Er ließ los, ging um sie herum und sah ihr in die Augen. Die seinen hatten wieder das Düstere, Besinnungslose, das sie kannte, und das ihr so gefährlich war. Seine Zähne waren in die Unterlippe gedrückt. Da begann er unvermutet weich:
»Ihr Anblick tut mir weh! Nicht zwanzig Stunden sind’s, dass wir in diesem selben Raum beieinander waren, allein wie jetzt, und der Mond schien herein. Wir hatten musiziert, Ihre märchenhaften Alt-Töne waren verhallt, ich hatte mich in großer Bewegung vom Klavier erhoben, und den Kopf in der Hand betrachtete ich Sie, die Sie, ein Knie auf den Stuhlrand gestützt, das Gesicht nach dem offenen Fenster gewendet hielten. Ich war im Schatten, Ihre Gestalt entlang floss Mondlicht; es rann Ihnen über die Lippen, die sich, Ihnen unbewusst, voneinander lösten; es füllte Ihre Augen; – und mit der beglänzten Hand, die Sie mir überließen, zog ich zu mir hin, in mein Dunkel und an mein Herz, die ganze tiefe nächtliche Süßigkeit, die durch Sie atmete, o Lola!«
Der junge Brasilianer hatte beim Sprechen den Hals hin und her gerückt, wie ein vom eigenen Gesang berauschter Vogel. Nun stand er noch und hörte die Tenor-Arie seiner Sinnlichkeit ausklingen. Lola machte sich von seinem Gesicht los. Sie sah an ihrem Dress hinab – und erleichtert auflachend, warf sie sich ins Sofa.
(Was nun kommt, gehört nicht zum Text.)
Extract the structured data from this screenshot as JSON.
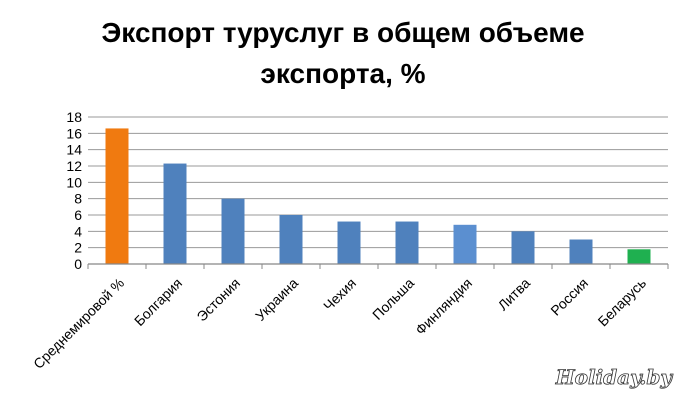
{
  "chart_data": {
    "type": "bar",
    "title_line1": "Экспорт туруслуг в общем объеме",
    "title_line2": "экспорта, %",
    "categories": [
      "Среднемировой %",
      "Болгария",
      "Эстония",
      "Украина",
      "Чехия",
      "Польша",
      "Финляндия",
      "Литва",
      "Россия",
      "Беларусь"
    ],
    "values": [
      16.6,
      12.3,
      8.0,
      6.0,
      5.2,
      5.2,
      4.8,
      4.0,
      3.0,
      1.8
    ],
    "bar_colors": [
      "#f07a10",
      "#4f81bd",
      "#4f81bd",
      "#4f81bd",
      "#4f81bd",
      "#4f81bd",
      "#5b8fd0",
      "#4f81bd",
      "#4f81bd",
      "#1fb050"
    ],
    "ylim": [
      0,
      18
    ],
    "yticks": [
      0,
      2,
      4,
      6,
      8,
      10,
      12,
      14,
      16,
      18
    ],
    "grid": true,
    "legend": "none"
  },
  "watermark": "Holiday.by",
  "colors": {
    "gridline": "#999999",
    "axis": "#888888"
  }
}
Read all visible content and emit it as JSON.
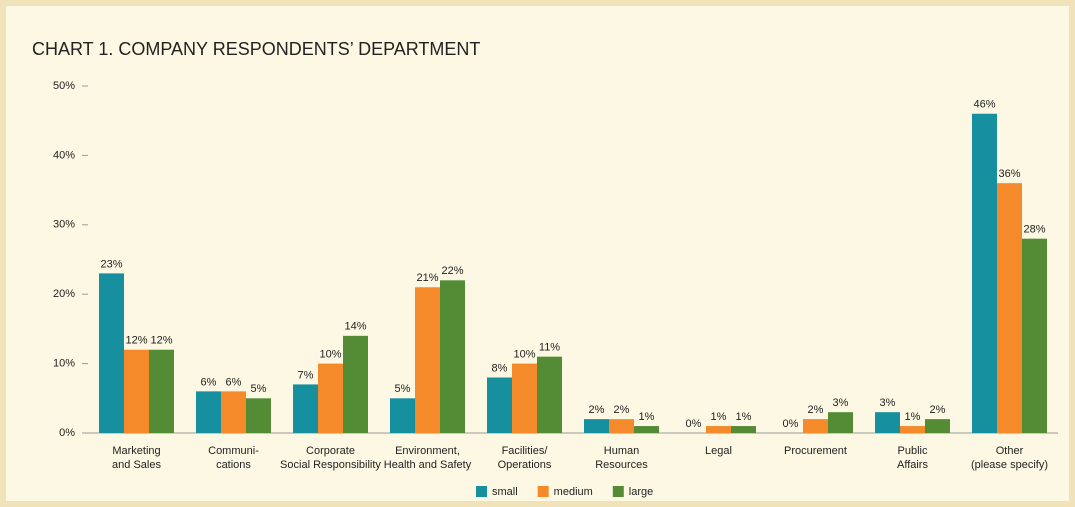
{
  "chart_data": {
    "type": "bar",
    "title": "CHART 1. COMPANY RESPONDENTS’ DEPARTMENT",
    "categories": [
      [
        "Marketing",
        "and Sales"
      ],
      [
        "Communi-",
        "cations"
      ],
      [
        "Corporate",
        "Social Responsibility"
      ],
      [
        "Environment,",
        "Health and Safety"
      ],
      [
        "Facilities/",
        "Operations"
      ],
      [
        "Human",
        "Resources"
      ],
      [
        "Legal"
      ],
      [
        "Procurement"
      ],
      [
        "Public",
        "Affairs"
      ],
      [
        "Other",
        "(please specify)"
      ]
    ],
    "series": [
      {
        "name": "small",
        "color": "#16909e",
        "values": [
          23,
          6,
          7,
          5,
          8,
          2,
          0,
          0,
          3,
          46
        ],
        "value_labels": [
          "23%",
          "6%",
          "7%",
          "5%",
          "8%",
          "2%",
          "0%",
          "0%",
          "3%",
          "46%"
        ]
      },
      {
        "name": "medium",
        "color": "#f48a2a",
        "values": [
          12,
          6,
          10,
          21,
          10,
          2,
          1,
          2,
          1,
          36
        ],
        "value_labels": [
          "12%",
          "6%",
          "10%",
          "21%",
          "10%",
          "2%",
          "1%",
          "2%",
          "1%",
          "36%"
        ]
      },
      {
        "name": "large",
        "color": "#548c36",
        "values": [
          12,
          5,
          14,
          22,
          11,
          1,
          1,
          3,
          2,
          28
        ],
        "value_labels": [
          "12%",
          "5%",
          "14%",
          "22%",
          "11%",
          "1%",
          "1%",
          "3%",
          "2%",
          "28%"
        ]
      }
    ],
    "ylim": [
      0,
      50
    ],
    "yticks": [
      {
        "value": 0,
        "label": "0%"
      },
      {
        "value": 10,
        "label": "10%"
      },
      {
        "value": 20,
        "label": "20%"
      },
      {
        "value": 30,
        "label": "30%"
      },
      {
        "value": 40,
        "label": "40%"
      },
      {
        "value": 50,
        "label": "50%"
      }
    ],
    "grid": false,
    "legend": "bottom"
  }
}
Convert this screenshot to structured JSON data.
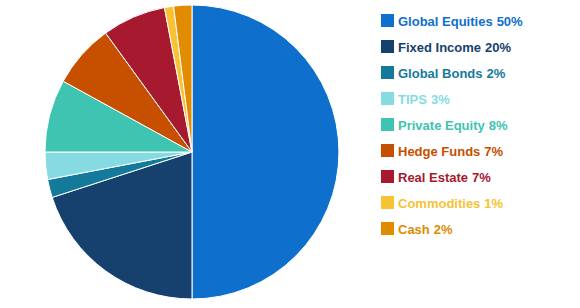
{
  "chart_data": {
    "type": "pie",
    "categories": [
      "Global Equities",
      "Fixed Income",
      "Global Bonds",
      "TIPS",
      "Private Equity",
      "Hedge Funds",
      "Real Estate",
      "Commodities",
      "Cash"
    ],
    "values": [
      50,
      20,
      2,
      3,
      8,
      7,
      7,
      1,
      2
    ],
    "value_labels": [
      "50%",
      "20%",
      "2%",
      "3%",
      "8%",
      "7%",
      "7%",
      "1%",
      "2%"
    ],
    "colors": [
      "#0f6fcc",
      "#16416e",
      "#147a9c",
      "#86dbe3",
      "#3ec4b0",
      "#c64f00",
      "#a6192e",
      "#f7c234",
      "#e08b00"
    ],
    "legend": "right"
  }
}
»Nicht übel, mein Lieber. Etwas kitschig zwar, und auf ein modernes Mädchen werden Sie, fürchte ich, damit nicht wirken ... Sehen Sie, die Krawatte muss ich mir nun doch selbst binden!«
In der Tür zeigten sich der Herzog von Fingado und Herr Aguirre. Beim Anblick des Eindringlings blieben sie mit zurückhaltenden Mienen stehen. Lola versuchte ihre feindselig abwartende Haltung nachzuahmen: da platzte sie aus. Die beiden starrten sie an; dann wandte ihr der massige Vierziger mit angewiderter Miene den Rücken. Der unjunge Zwanziger überwand seinen Schrecken und machte, den spitzen, gelblich gefiederten Schädel herausfordernd im Nacken, zwei Schritte gegen den Feind. Lola lachte heftiger, und Da Silva klärte die Herren auf, die in Ratlosigkeit umschlugen und dann in Bewunderung. Aber hinter ihnen rauschte es, und Frau Gabriel brach, kaum dass sie ein wenig gestutzt hatte, in Jammern aus.
»Wie siehst du aus! Wer hat mir mein Kind so verunstaltet?